I have no idea why this was such a big deal for me. I’m not the alpha male type. I don’t support traditional gender roles, I cry at sad movies, and I know less about sports than, well, anyone. I’ve never considered myself to be macho or manly. So why, with this, did it matter so much?
Part of it, I think, is about what I lost. I had two testicles. I have one now. I am, in the words of Stone Temple Pilots, half the man I used to be.
But really, what I need to understand is that I’m not any different than I used to be. There’s no issue of sterility; I had a vasectomy three years ago. It’s not my first surgery. There are some minor hormonal problems, but it’s all balancing itself out. The only difference between me now and me a month ago, (aside from one more scar and one fewer testicle) is that now, I’m a cancer survivor.
And that’s a big deal too. Even though I don’t feel like I did anything. Imagine a passenger on an airplane who falls asleep. While napping, the plane crashed. The passenger doesn’t wake up until a bit later, after everything was sorted out. So a plane crash survivor, only not really. That’s what I feel like. So why should I feel traumatized?
There it is again. The male stoicism demanding that I show how tough I am by not feeling my feelings. Think of this: when I described the person on the airplane, did you imagine a male passenger or a female one? In my head, it was a he, and I don’t think that’s just because I am.
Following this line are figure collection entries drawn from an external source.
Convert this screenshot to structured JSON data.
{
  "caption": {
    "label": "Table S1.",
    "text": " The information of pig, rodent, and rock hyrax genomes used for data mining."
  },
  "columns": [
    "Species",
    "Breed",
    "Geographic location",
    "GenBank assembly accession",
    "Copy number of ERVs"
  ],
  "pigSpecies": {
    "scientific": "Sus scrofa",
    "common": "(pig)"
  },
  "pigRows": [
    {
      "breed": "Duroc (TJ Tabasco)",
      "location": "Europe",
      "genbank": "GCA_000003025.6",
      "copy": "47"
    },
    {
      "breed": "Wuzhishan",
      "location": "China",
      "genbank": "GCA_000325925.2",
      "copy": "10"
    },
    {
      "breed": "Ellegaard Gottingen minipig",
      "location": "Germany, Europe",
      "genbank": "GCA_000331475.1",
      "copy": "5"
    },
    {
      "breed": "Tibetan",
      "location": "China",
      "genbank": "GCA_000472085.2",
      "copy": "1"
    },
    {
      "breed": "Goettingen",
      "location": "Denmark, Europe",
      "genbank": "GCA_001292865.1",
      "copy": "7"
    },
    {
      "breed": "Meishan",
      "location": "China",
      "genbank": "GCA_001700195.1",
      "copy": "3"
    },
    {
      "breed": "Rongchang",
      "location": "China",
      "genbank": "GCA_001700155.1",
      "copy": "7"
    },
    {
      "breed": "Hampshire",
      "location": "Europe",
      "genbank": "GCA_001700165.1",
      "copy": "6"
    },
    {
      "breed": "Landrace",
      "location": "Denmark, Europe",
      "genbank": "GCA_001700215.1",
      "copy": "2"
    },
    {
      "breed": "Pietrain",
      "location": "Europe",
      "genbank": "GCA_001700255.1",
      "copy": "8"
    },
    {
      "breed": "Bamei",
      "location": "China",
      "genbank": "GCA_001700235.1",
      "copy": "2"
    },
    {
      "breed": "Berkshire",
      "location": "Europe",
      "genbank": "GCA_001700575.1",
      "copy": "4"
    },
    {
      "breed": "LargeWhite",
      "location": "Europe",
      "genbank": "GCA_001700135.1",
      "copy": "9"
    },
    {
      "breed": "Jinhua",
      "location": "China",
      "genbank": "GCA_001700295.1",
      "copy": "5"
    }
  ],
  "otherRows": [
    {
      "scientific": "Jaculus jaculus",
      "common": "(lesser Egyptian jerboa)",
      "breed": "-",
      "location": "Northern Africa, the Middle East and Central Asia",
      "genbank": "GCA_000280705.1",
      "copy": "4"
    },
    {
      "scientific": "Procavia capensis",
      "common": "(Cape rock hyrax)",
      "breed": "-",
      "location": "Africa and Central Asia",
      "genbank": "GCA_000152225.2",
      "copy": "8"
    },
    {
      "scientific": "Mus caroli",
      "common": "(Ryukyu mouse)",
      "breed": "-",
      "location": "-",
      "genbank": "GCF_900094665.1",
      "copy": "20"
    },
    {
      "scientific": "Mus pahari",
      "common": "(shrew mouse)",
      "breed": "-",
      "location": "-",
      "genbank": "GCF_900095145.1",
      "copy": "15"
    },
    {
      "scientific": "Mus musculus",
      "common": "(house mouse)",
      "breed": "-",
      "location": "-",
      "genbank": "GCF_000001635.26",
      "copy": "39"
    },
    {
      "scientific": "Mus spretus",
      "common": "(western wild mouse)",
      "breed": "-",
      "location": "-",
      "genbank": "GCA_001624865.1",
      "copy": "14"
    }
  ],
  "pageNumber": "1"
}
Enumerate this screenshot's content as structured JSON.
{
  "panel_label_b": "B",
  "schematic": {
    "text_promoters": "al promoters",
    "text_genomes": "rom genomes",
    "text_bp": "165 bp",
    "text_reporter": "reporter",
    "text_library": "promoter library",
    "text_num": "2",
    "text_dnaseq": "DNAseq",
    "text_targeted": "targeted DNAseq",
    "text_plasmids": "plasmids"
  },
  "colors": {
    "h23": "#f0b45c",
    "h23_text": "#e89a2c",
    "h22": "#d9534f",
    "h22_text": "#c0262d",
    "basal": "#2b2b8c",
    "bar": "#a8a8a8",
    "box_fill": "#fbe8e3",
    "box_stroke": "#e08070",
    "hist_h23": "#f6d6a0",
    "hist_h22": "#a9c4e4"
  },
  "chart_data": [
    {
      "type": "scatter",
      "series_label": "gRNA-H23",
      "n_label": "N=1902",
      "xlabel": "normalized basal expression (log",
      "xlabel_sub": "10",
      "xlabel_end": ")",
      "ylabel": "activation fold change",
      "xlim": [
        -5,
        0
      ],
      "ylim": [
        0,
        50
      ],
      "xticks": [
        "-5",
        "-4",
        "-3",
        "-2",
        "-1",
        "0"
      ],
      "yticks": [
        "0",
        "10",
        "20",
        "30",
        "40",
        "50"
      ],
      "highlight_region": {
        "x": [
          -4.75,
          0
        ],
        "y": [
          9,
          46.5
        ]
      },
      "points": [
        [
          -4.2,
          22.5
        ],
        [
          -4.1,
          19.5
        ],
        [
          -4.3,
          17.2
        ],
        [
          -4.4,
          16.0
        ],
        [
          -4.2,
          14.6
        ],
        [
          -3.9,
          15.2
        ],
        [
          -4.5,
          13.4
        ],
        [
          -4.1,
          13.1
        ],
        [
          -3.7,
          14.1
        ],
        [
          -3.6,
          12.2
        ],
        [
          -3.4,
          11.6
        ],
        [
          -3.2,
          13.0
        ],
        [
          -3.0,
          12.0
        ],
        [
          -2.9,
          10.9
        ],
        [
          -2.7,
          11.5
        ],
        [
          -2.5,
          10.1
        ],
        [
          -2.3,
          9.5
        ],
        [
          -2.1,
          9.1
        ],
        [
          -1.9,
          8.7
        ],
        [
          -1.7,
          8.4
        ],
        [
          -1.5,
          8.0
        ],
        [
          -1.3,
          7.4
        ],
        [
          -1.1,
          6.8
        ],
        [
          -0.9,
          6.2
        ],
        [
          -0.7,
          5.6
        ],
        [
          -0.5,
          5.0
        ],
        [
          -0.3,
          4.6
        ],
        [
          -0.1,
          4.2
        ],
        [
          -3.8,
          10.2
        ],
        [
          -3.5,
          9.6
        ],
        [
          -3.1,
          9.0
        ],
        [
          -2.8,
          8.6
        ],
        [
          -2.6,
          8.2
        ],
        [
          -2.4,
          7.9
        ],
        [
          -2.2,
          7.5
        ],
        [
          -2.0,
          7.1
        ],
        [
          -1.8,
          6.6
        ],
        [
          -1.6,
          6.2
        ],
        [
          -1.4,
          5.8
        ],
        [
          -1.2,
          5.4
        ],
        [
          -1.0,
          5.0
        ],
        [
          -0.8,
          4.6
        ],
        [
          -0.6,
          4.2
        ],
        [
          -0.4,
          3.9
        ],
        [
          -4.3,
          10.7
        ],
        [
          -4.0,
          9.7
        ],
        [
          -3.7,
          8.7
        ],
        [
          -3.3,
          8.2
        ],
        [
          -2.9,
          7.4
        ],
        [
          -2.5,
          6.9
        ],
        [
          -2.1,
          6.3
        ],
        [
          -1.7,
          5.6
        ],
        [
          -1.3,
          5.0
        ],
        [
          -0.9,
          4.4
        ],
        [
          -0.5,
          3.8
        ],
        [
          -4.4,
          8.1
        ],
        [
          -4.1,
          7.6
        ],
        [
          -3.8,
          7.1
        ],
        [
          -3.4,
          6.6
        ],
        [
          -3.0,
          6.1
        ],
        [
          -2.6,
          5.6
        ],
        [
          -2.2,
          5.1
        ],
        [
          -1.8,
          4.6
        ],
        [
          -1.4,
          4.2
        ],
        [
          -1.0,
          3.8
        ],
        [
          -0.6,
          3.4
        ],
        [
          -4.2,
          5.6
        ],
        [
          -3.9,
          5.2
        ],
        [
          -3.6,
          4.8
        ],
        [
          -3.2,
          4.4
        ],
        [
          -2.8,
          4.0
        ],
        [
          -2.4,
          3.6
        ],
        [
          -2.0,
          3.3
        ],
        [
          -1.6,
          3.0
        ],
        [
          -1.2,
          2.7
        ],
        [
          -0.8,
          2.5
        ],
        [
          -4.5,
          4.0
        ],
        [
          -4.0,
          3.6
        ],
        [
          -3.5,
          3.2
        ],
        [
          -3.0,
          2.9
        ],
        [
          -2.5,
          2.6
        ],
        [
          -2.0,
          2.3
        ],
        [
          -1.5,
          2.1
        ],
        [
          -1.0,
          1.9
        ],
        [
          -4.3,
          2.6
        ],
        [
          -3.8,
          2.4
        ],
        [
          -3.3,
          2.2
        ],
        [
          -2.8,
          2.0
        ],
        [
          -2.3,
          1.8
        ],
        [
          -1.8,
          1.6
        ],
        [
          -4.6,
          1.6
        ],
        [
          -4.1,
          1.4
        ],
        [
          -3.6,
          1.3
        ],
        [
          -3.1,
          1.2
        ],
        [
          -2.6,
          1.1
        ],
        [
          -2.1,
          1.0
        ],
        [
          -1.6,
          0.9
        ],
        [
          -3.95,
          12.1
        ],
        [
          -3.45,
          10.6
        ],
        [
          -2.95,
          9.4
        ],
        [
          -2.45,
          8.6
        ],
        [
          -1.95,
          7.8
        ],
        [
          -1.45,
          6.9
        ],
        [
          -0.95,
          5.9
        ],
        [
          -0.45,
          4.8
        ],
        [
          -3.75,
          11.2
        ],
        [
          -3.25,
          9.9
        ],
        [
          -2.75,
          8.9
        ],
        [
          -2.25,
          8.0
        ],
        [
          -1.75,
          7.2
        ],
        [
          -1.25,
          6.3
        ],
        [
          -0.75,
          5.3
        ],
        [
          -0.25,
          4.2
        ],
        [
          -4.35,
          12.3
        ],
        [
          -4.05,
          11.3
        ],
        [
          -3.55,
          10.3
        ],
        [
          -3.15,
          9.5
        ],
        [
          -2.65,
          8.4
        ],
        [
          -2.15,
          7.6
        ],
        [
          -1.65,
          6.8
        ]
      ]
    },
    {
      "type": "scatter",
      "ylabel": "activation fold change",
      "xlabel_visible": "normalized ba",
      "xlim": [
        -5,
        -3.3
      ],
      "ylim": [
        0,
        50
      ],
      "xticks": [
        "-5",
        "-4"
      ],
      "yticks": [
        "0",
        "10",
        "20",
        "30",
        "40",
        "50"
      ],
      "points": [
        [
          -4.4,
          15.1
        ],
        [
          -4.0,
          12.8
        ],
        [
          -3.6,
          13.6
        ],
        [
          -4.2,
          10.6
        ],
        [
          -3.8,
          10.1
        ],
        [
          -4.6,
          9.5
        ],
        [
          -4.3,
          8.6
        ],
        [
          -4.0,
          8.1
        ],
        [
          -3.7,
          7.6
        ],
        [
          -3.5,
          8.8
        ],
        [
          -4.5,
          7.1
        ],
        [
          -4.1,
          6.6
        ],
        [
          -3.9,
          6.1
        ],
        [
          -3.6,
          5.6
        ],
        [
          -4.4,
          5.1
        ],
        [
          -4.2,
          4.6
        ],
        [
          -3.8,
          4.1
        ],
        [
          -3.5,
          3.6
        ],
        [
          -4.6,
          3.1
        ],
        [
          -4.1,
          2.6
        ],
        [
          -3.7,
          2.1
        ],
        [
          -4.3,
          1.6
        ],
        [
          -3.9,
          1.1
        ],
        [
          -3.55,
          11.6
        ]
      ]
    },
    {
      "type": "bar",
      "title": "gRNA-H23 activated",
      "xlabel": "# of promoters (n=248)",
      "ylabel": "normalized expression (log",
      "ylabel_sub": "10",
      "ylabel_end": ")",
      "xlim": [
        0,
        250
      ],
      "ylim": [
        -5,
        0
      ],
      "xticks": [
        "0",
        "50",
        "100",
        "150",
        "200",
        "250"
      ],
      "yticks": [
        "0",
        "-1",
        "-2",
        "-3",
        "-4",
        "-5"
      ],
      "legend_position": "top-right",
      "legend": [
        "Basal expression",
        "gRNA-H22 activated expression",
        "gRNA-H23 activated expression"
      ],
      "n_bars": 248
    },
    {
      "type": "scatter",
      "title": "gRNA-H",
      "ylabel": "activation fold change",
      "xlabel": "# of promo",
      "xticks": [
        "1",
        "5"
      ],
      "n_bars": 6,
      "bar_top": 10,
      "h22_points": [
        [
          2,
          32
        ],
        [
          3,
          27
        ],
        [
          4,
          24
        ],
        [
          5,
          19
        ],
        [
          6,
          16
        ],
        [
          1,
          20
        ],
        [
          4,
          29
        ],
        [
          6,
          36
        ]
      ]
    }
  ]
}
But does he have a right to feel traumatized? Is he entitled to sympathy? Hell yes, he is. He came just as close to death as everyone else on the plane. The fact that he managed to skip out on a few seconds of anxiety, but that’s all. He was still inside a huge piece of metal and jet fuel that may have exploded; the fact that it didn’t is why he’s a survivor.
So I’m a cancer survivor. I survived it, even if it happened so fast that I didn’t have the anxiety of feeling the plane go rushing down towards the ground. I deserve the sympathy, no matter what stupid cultural definitions of ‘manliness’ might say.